Restaurant managers around the world ask this question a million times every day, in every language: “How is everything?” And yet it is the wrong question, for three reasons:
1. It sends the wrong message about confidence in your restaurant
2. It puts you, the manager, in an adverse position
3. It almost never reveals anything interesting
Confidence in your restaurant
On the surface, “how is everything?” seems like an ordinary, polite question. But it really implies that you have little confidence in your staff. It’s primarily the role of the server to observe and interpret their guest’s satisfaction (or lack thereof). Any good server will notice if the guest isn’t finishing their meals enthusiastically or sense the service has been sluggish, or if they are too hot or too cold or disturbed by some other factor. And the server has probably already asked the “How is everything?” question.
The truth is that 90% of guest responses to this question are positive. So it gives an impression that the manager is wandering around the dining room searching for compliments and validation.
Your position as a manager
Let’s say the answer is, “Everything is fine.” Now you are standing there without a really useful response. So perhaps you say, “Oh, glad to hear that.” And maybe you add, “We hope to see you again.”

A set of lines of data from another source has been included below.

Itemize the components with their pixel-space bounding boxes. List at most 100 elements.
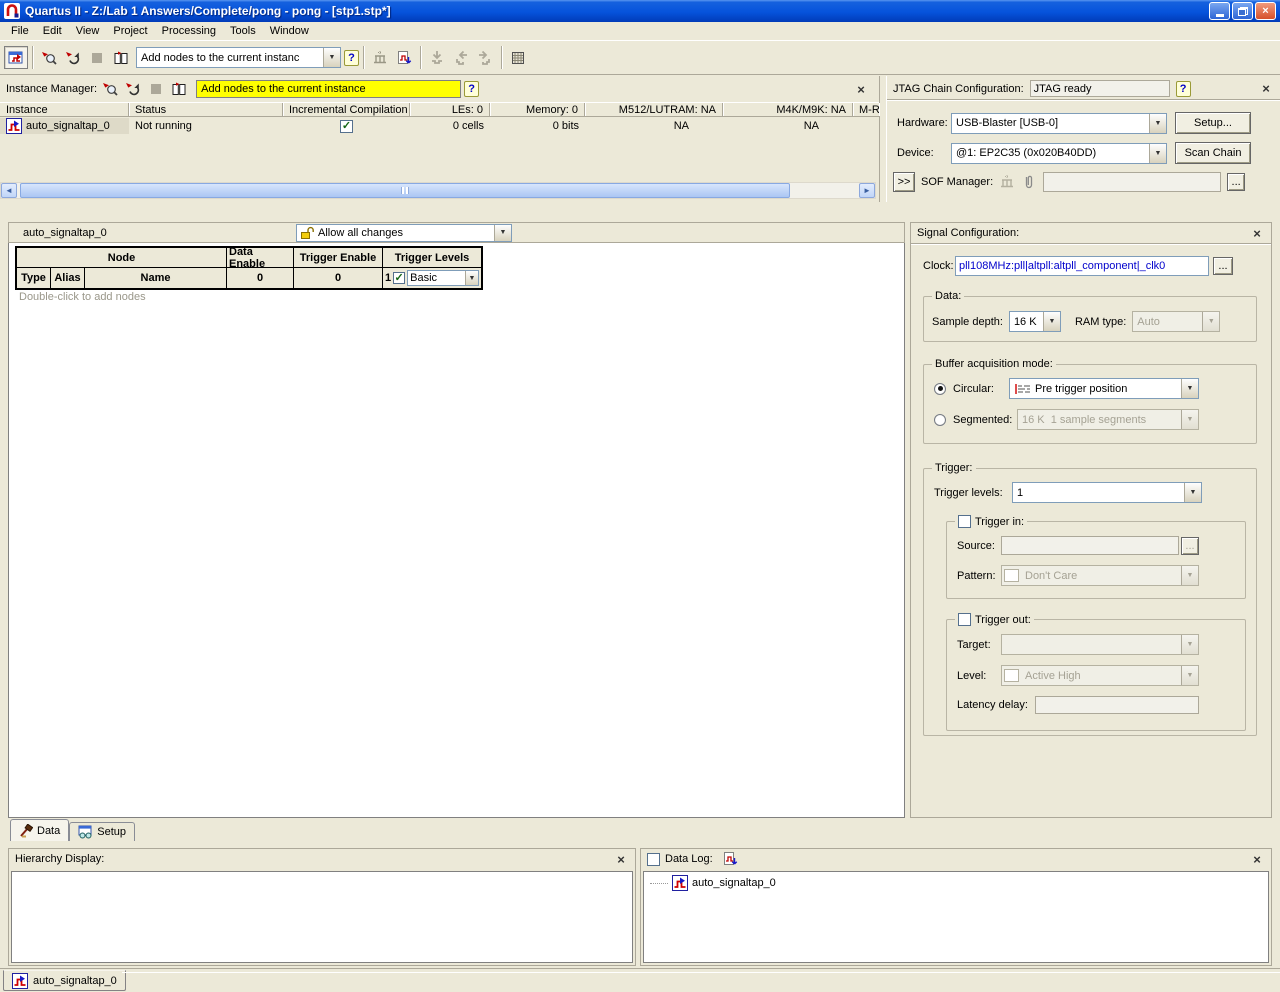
menu-view[interactable]: View: [69, 23, 107, 39]
tab-auto-signaltap-0[interactable]: auto_signaltap_0: [3, 970, 126, 991]
chevron-down-icon[interactable]: ▼: [465, 271, 478, 285]
mnemonic-table-button[interactable]: [506, 46, 530, 69]
chevron-down-icon[interactable]: ▼: [1184, 483, 1201, 502]
trigger-levels-value: 1: [1013, 487, 1184, 499]
menu-processing[interactable]: Processing: [155, 23, 223, 39]
menu-window[interactable]: Window: [263, 23, 316, 39]
insert-node-right-icon: [473, 46, 497, 69]
incremental-compilation-checkbox[interactable]: [340, 120, 353, 133]
scroll-right-icon[interactable]: ►: [859, 183, 875, 198]
trigger-enable-count: 0: [294, 268, 383, 288]
menu-tools[interactable]: Tools: [223, 23, 263, 39]
col-mram[interactable]: M-RA: [853, 103, 879, 116]
device-combo[interactable]: @1: EP2C35 (0x020B40DD) ▼: [951, 143, 1167, 164]
clock-browse-button[interactable]: ...: [1213, 257, 1233, 275]
im-close-icon[interactable]: ×: [853, 81, 869, 97]
data-log-item[interactable]: auto_signaltap_0: [644, 872, 1268, 891]
menu-project[interactable]: Project: [106, 23, 154, 39]
scrollbar-thumb[interactable]: [20, 183, 790, 198]
menu-edit[interactable]: Edit: [36, 23, 69, 39]
instance-manager-label: Instance Manager:: [6, 83, 97, 95]
hardware-label: Hardware:: [897, 117, 951, 129]
sof-file-field[interactable]: [1043, 172, 1221, 192]
jtag-help-icon[interactable]: ?: [1176, 81, 1191, 97]
signaltap-window-button[interactable]: [4, 46, 28, 69]
titlebar[interactable]: Quartus II - Z:/Lab 1 Answers/Complete/p…: [0, 0, 1280, 22]
data-log-icon: [722, 851, 738, 867]
restore-button[interactable]: [1232, 2, 1253, 20]
clock-field[interactable]: pll108MHz:pll|altpll:altpll_component|_c…: [955, 256, 1209, 276]
scroll-left-icon[interactable]: ◄: [1, 183, 17, 198]
chevron-down-icon[interactable]: ▼: [1043, 312, 1060, 331]
trigger-in-checkbox[interactable]: [958, 515, 971, 528]
compile-button[interactable]: [368, 46, 392, 69]
view-tabs: Data Setup: [8, 818, 905, 841]
col-m4k[interactable]: M4K/M9K: NA: [723, 103, 853, 116]
im-run-analysis-button[interactable]: [100, 78, 120, 101]
stop-analysis-button[interactable]: [85, 46, 109, 69]
segmented-label: Segmented:: [953, 414, 1017, 426]
trigger-level-mode-combo[interactable]: Basic ▼: [407, 270, 479, 286]
signal-config-close-icon[interactable]: ×: [1249, 225, 1265, 241]
hierarchy-tree[interactable]: [11, 871, 633, 963]
trigger-out-checkbox[interactable]: [958, 613, 971, 626]
chevron-down-icon[interactable]: ▼: [494, 225, 511, 241]
add-nodes-hint[interactable]: Double-click to add nodes: [19, 291, 146, 303]
minimize-button[interactable]: [1209, 2, 1230, 20]
signal-configuration-panel: Signal Configuration: × Clock: pll108MHz…: [910, 222, 1272, 818]
col-status[interactable]: Status: [129, 103, 283, 116]
instance-row[interactable]: auto_signaltap_0 Not running 0 cells 0 b…: [0, 117, 879, 135]
chevron-down-icon: ▼: [1181, 666, 1198, 685]
circular-radio[interactable]: [934, 383, 946, 395]
autorun-analysis-button[interactable]: [61, 46, 85, 69]
chevron-down-icon[interactable]: ▼: [1149, 114, 1166, 133]
clock-label: Clock:: [923, 260, 955, 272]
im-stop-button[interactable]: [146, 78, 166, 101]
instance-horizontal-scrollbar[interactable]: ◄ ►: [0, 182, 876, 199]
run-analysis-button[interactable]: [37, 46, 61, 69]
circular-mode-combo[interactable]: Pre trigger position ▼: [1009, 378, 1199, 399]
instance-select-combo[interactable]: Add nodes to the current instanc ▼: [136, 47, 341, 68]
sof-browse-button[interactable]: ...: [1227, 173, 1245, 191]
col-m512[interactable]: M512/LUTRAM: NA: [585, 103, 723, 116]
read-data-button[interactable]: [109, 46, 133, 69]
data-log-checkbox[interactable]: [647, 853, 660, 866]
col-les[interactable]: LEs: 0: [410, 103, 490, 116]
insert-node-down-icon: [425, 46, 449, 69]
setup-node-area[interactable]: Node Data Enable Trigger Enable Trigger …: [8, 243, 905, 818]
data-log-close-icon[interactable]: ×: [1249, 851, 1265, 867]
im-help-icon[interactable]: ?: [464, 81, 479, 97]
scan-chain-button[interactable]: Scan Chain: [1175, 142, 1251, 164]
segmented-value: 16 K 1 sample segments: [1018, 414, 1181, 426]
im-autorun-button[interactable]: [123, 78, 143, 101]
trigger-in-group: Trigger in: Source: ... Pattern: Don't C…: [946, 521, 1246, 599]
signaltap-instance-icon: [12, 973, 28, 989]
trigger-out-title: Trigger out:: [975, 614, 1031, 626]
sample-depth-combo[interactable]: 16 K ▼: [1009, 311, 1061, 332]
hierarchy-close-icon[interactable]: ×: [613, 851, 629, 867]
hardware-combo[interactable]: USB-Blaster [USB-0] ▼: [951, 113, 1167, 134]
program-device-button[interactable]: [392, 46, 416, 69]
chevron-down-icon[interactable]: ▼: [1181, 379, 1198, 398]
jtag-close-icon[interactable]: ×: [1258, 81, 1274, 97]
close-button[interactable]: ×: [1255, 2, 1276, 20]
col-memory[interactable]: Memory: 0: [490, 103, 585, 116]
setup-button[interactable]: Setup...: [1175, 112, 1251, 134]
tab-setup[interactable]: Setup: [69, 822, 135, 841]
col-instance[interactable]: Instance: [0, 103, 129, 116]
segmented-radio[interactable]: [934, 414, 946, 426]
tab-data[interactable]: Data: [10, 819, 69, 841]
chevron-down-icon[interactable]: ▼: [1149, 144, 1166, 163]
lock-mode-combo[interactable]: Allow all changes ▼: [296, 224, 512, 242]
menu-file[interactable]: File: [4, 23, 36, 39]
help-icon[interactable]: ?: [344, 50, 359, 66]
trigger-level-checkbox[interactable]: [393, 272, 405, 284]
im-read-data-button[interactable]: [169, 78, 189, 101]
col-incremental[interactable]: Incremental Compilation: [283, 103, 410, 116]
chevron-down-icon[interactable]: ▼: [323, 48, 340, 67]
signaltap-instance-icon: [6, 118, 22, 134]
target-combo: ▼: [1001, 634, 1199, 655]
alias-header: Alias: [51, 268, 85, 288]
expand-button[interactable]: >>: [893, 172, 915, 192]
trigger-levels-combo[interactable]: 1 ▼: [1012, 482, 1202, 503]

On the other hand, if the guest is not happy and they complain about some aspect of their dinner, you look foolish because, well, why didn’t you already know there was a problem? The guests might think you are so out of touch with your restaurant that you must depend upon them for quality control.

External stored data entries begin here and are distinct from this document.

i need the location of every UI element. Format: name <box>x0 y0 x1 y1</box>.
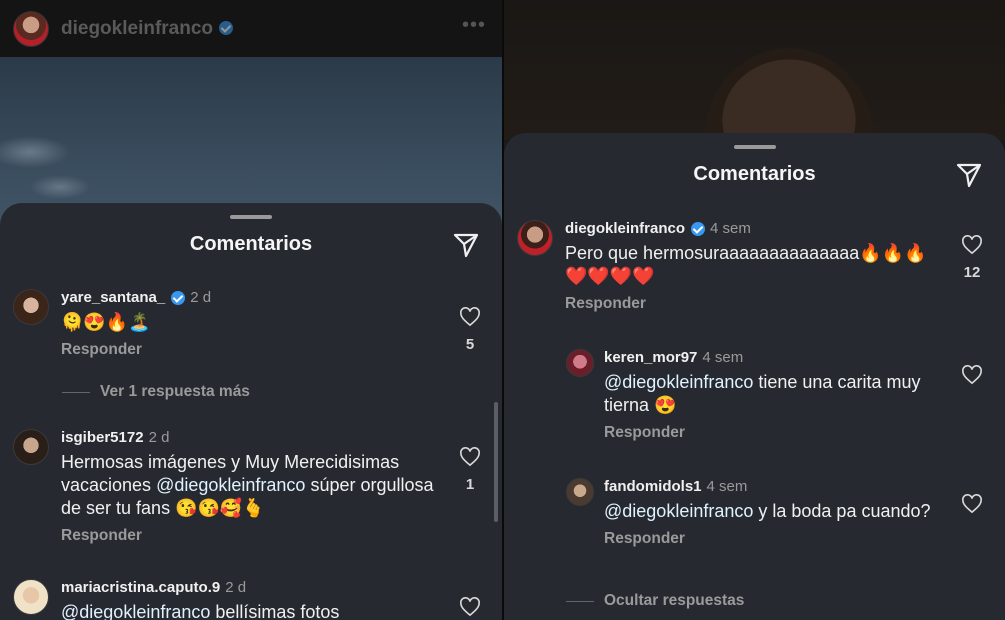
comment-text-part: bellísimas fotos <box>210 602 340 620</box>
avatar[interactable] <box>13 289 49 325</box>
heart-icon[interactable] <box>961 235 983 255</box>
reply-item: fandomidols1 4 sem @diegokleinfranco y la… <box>566 478 996 588</box>
mention-link[interactable]: @diegokleinfranco <box>604 372 753 392</box>
avatar[interactable] <box>566 349 594 377</box>
send-icon[interactable] <box>955 161 983 189</box>
like-count: 1 <box>465 476 475 493</box>
sheet-title: Comentarios <box>189 233 313 255</box>
avatar[interactable] <box>566 478 594 506</box>
comment-username[interactable]: diegokleinfranco <box>565 220 685 237</box>
comment-item: yare_santana_ 2 d 🫠😍🔥🏝️ Responder 5 <box>13 289 493 429</box>
comment-text: Hermosas imágenes y Muy Merecidisimas va… <box>61 451 451 520</box>
avatar[interactable] <box>13 429 49 465</box>
like-count: 12 <box>963 264 981 281</box>
comment-text: @diegokleinfranco bellísimas fotos <box>61 601 451 620</box>
reply-button[interactable]: Responder <box>61 527 451 545</box>
comment-item: isgiber5172 2 d Hermosas imágenes y Muy M… <box>13 429 493 559</box>
comment-time: 2 d <box>225 579 247 596</box>
reply-item: keren_mor97 4 sem @diegokleinfranco tiene… <box>566 349 996 459</box>
heart-icon[interactable] <box>961 494 983 514</box>
view-replies-button[interactable]: Ver 1 respuesta más <box>62 383 250 401</box>
sheet-grabber[interactable] <box>230 215 272 219</box>
reply-button[interactable]: Responder <box>604 424 934 442</box>
hide-replies-button[interactable]: Ocultar respuestas <box>566 592 744 610</box>
verified-badge-icon <box>171 291 186 306</box>
comment-username[interactable]: yare_santana_ <box>61 289 165 306</box>
comment-time: 2 d <box>190 289 212 306</box>
hide-replies-label[interactable]: Ocultar respuestas <box>604 592 744 610</box>
more-horizontal-icon[interactable]: ••• <box>462 14 486 37</box>
left-screenshot: diegokleinfranco ••• Comentarios yare_sa… <box>0 0 502 620</box>
comment-text-part: y la boda pa cuando? <box>753 501 931 521</box>
comment-time: 4 sem <box>706 478 748 495</box>
like-count: 5 <box>465 336 475 353</box>
scrollbar[interactable] <box>494 402 498 522</box>
avatar[interactable] <box>13 579 49 615</box>
heart-icon[interactable] <box>459 307 481 327</box>
comment-item: mariacristina.caputo.9 2 d @diegokleinfra… <box>13 579 493 620</box>
reply-button[interactable]: Responder <box>604 530 934 548</box>
avatar[interactable] <box>13 10 49 47</box>
reply-button[interactable]: Responder <box>565 295 945 313</box>
verified-badge-icon <box>219 21 234 36</box>
comment-item: diegokleinfranco 4 sem Pero que hermosura… <box>517 220 997 340</box>
view-replies-label[interactable]: Ver 1 respuesta más <box>100 383 250 401</box>
comment-time: 4 sem <box>710 220 751 237</box>
comment-time: 4 sem <box>702 349 744 366</box>
heart-icon[interactable] <box>961 365 983 385</box>
right-screenshot: Comentarios diegokleinfranco 4 sem Pero q… <box>504 0 1005 620</box>
divider-line <box>566 600 594 602</box>
comment-text: 🫠😍🔥🏝️ <box>61 312 151 332</box>
comment-username[interactable]: isgiber5172 <box>61 429 144 446</box>
send-icon[interactable] <box>452 231 480 259</box>
comment-username[interactable]: mariacristina.caputo.9 <box>61 579 220 596</box>
sheet-title: Comentarios <box>693 163 816 185</box>
mention-link[interactable]: @diegokleinfranco <box>61 602 210 620</box>
divider-line <box>62 391 90 393</box>
comment-username[interactable]: keren_mor97 <box>604 349 697 366</box>
post-header: diegokleinfranco ••• <box>0 0 502 57</box>
avatar[interactable] <box>517 220 553 256</box>
comment-text: @diegokleinfranco tiene una carita muy t… <box>604 371 934 417</box>
post-username-text[interactable]: diegokleinfranco <box>61 18 213 39</box>
comment-text: @diegokleinfranco y la boda pa cuando? <box>604 500 934 523</box>
sheet-grabber[interactable] <box>733 145 776 149</box>
comment-username[interactable]: fandomidols1 <box>604 478 702 495</box>
comments-sheet: Comentarios yare_santana_ 2 d 🫠😍🔥🏝️ Respo… <box>0 203 502 620</box>
mention-link[interactable]: @diegokleinfranco <box>156 475 305 495</box>
heart-icon[interactable] <box>459 597 481 617</box>
comment-text: Pero que hermosuraaaaaaaaaaaaaa🔥🔥🔥❤️❤️❤️… <box>565 243 927 286</box>
verified-badge-icon <box>691 222 706 237</box>
post-image <box>504 0 1005 140</box>
reply-button[interactable]: Responder <box>61 341 211 359</box>
post-username[interactable]: diegokleinfranco <box>61 18 234 40</box>
heart-icon[interactable] <box>459 447 481 467</box>
mention-link[interactable]: @diegokleinfranco <box>604 501 753 521</box>
comment-time: 2 d <box>148 429 170 446</box>
comments-sheet: Comentarios diegokleinfranco 4 sem Pero q… <box>504 133 1005 620</box>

So, at best, the question is trite… a brief, rather pointless interlude for both manager and guest. At worst it is redundant and could possibly make you seem inept.
Gathering interesting intelligence
But the main reason this isn’t a good question is that it rarely reveals anything interesting. This is the most valuable moment for a manager to learn something important. So, do some real research!
First you must rely on your staff and their training to deliver the products and services you’ve promised. Then you are free to do important, manager-like things. You are free to learn something that will improve your restaurant’s overall strategy. How about asking one of these questions instead?
“Mr. and Mrs. Smith, thank you so much for visiting us this evening, we’re pleased to have you. May I ask how you chose our restaurant this evening?” Now you are doing some real consumer market research!
“I see you selected our seasonal truffle special menu. We tried some unique pairings with the truffle this year, like the sea bass.” “Do you often choose truffles?” “Which of the pairings did you enjoy most?” Now you are doing some real product research!
“Mr. and Mrs. Smith, next week we’re beginning a new pre-theater menu. It features several of our most popular menu items with a three-course fixed price menu. We’d love to see you next time you’re attending an event in the city.” Now you are doing real promotion!
To add power to these questions, it’s important that you do your own research before you even greet the guests. Who is the customer you’re talking to? Are they repeat visitors? Are they local or tourists? Who referred them? How was the booking made?
So managers, go out there and learn something that will maximize your business opportunities! An added bonus is that you’ll find the conversations to be much more fun.